Incidentally, this touches on a question I posted here a few months ago, about what I then called "pythagorean quadrilaterals" but which are already called "semicyclic polygons", according to that paper of Igor Pak's I mentioned. These are ones in which one of the sides is a diameter of the circumscribed circle; the relation between that diameter and the other sides generalizes Pythagoras, of course. No one bit last time; I'll quote that mail below, just for good measure. I meant to ask Igor about it, but never did... --Michael Kleber On 4/16/07, Michael Kleber <michael.kleber@gmail.com> wrote:
A friend recently mentioned to me the following ARML problem from 1989: "A convex hexagon is inscribed in a circle. If its successive sides are 2, 2, 7, 7, 11, 11, compute the diameter of the circumscribed circle."
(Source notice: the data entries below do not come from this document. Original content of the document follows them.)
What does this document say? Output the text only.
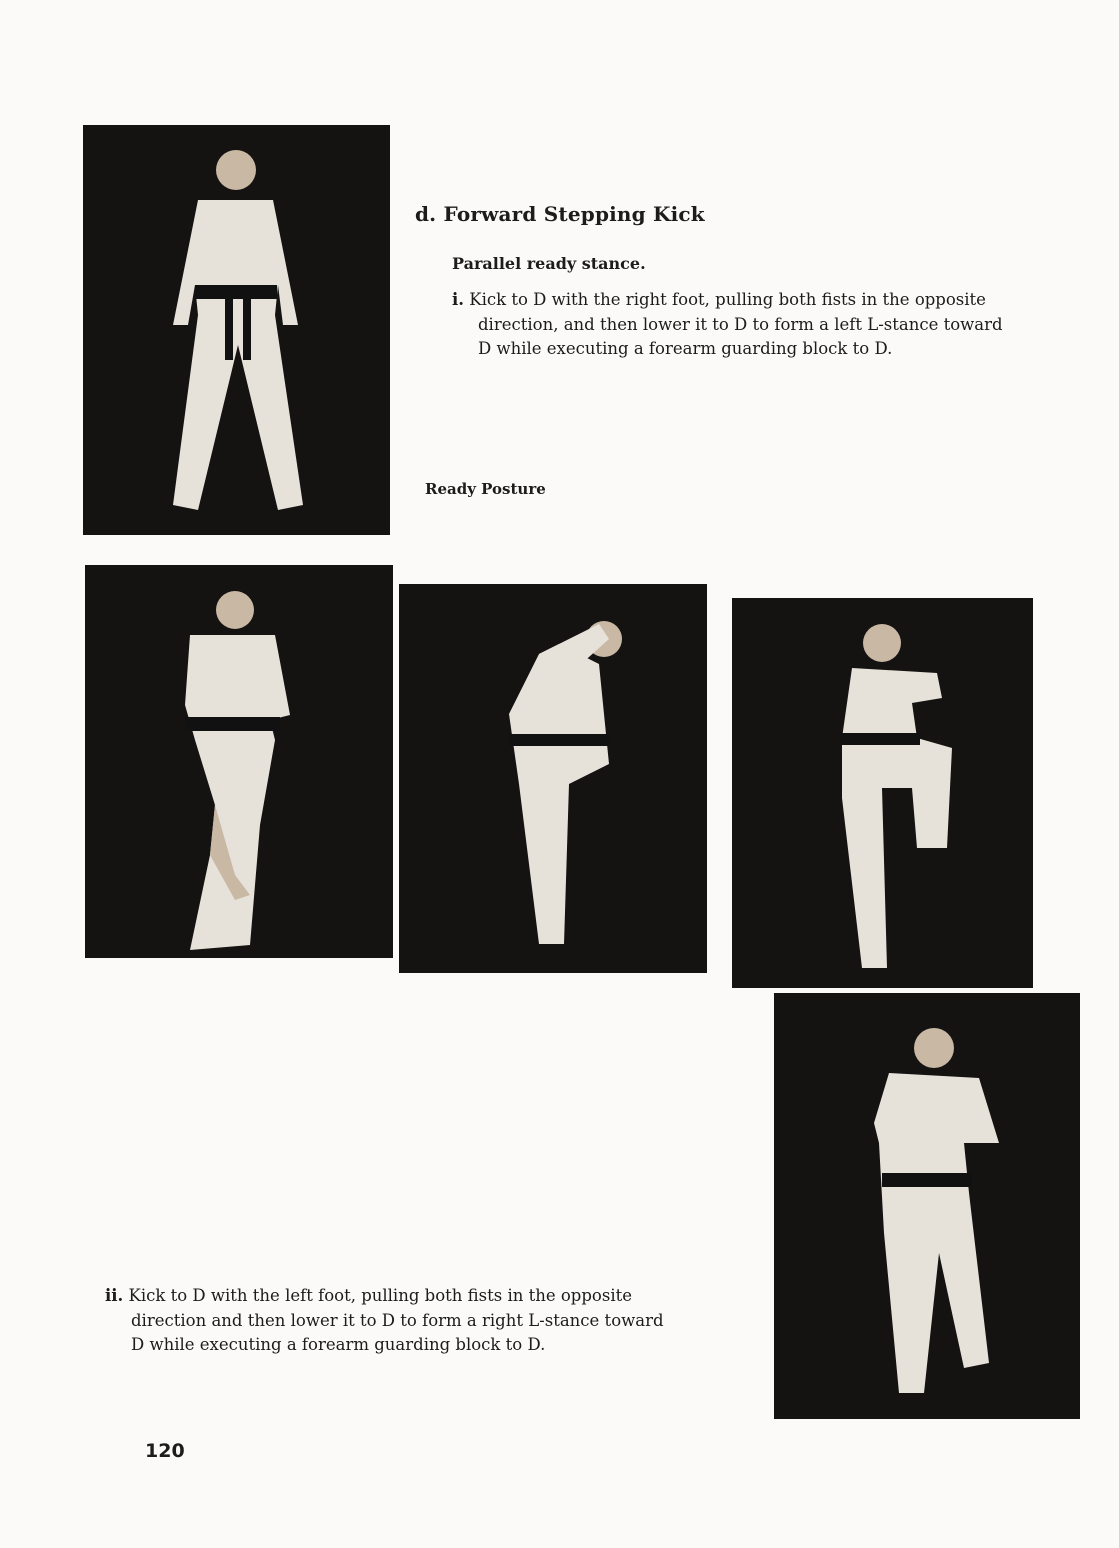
d. Forward Stepping Kick

Parallel ready stance.

i. Kick to D with the right foot, pulling both fists in the opposite direction, and then lower it to D to form a left L-stance toward D while executing a forearm guarding block to D.

Ready Posture

ii. Kick to D with the left foot, pulling both fists in the opposite direction and then lower it to D to form a right L-stance toward D while executing a forearm guarding block to D.

120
(Anyone who wants to solve this on their own may go do so now, and come back later for the rest of my question.)
Since we can reorder sides of this cyclic hexagon, the question is the same as asking for the diameter D of a circle in which you can inscribe a quadrilateral with side lengths 2,7,11,D. So maybe we should generalze from Pythagorean triangle, and say that a convex n-gon is Pythagorean if it has integral "hypotenuse" D and edges a1, a2,...,a_{n-1}, and can be inscribed in a semi-circle with diameter D. The obvious question is, what's the generalization of the Pythagorean theorem?
In the quadrilateral case, the relation you get -- necessraily symmetric on the edges a_i -- turns out to be D * (a1^2 + a2^2 + a3^2) + 2 a1 a2 a3 = D^3 It's maybe more elegant-looking if you say that you're searching for rational solutions to the D=1 version, a^2 + b^2 + c^2 + 2abc = 1 but maybe not, since the LHS isn't homogeneous.
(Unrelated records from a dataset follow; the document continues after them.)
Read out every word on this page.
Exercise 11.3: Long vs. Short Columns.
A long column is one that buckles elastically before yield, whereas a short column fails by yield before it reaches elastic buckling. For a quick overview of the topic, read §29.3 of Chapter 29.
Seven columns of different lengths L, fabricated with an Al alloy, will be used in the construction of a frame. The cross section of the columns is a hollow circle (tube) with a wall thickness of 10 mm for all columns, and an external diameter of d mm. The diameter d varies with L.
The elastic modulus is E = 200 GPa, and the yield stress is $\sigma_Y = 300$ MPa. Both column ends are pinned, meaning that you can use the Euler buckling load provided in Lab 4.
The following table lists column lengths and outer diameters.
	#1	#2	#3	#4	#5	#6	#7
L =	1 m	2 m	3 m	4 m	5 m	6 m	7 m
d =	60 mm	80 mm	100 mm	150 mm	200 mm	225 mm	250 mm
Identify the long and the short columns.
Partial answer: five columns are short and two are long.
Solutions include all Pythagorean triangles, by setting a3=0, and lots of solutions like 2-2-7-8, whose trigonometric meaning I'll leave you to ponder. Hmm, I suppose the regular hexagon's sol'n 1-1-1-2 also falls into this category.
But the interesting solutions start with the 2-7-11-D from the ARML, then 2-9-12-16, 6-11-14-21, 1-12-22-26, 3-14-25-30, and so on. Do these come up anywhere else?
And what's the relation between the edges and the hypotenuse for the n-gon case?
Likely this is all well-known to those who know it, but not to me...
--Michael
-- It is very dark and after 2000. If you continue you are likely to be eaten by a bleen.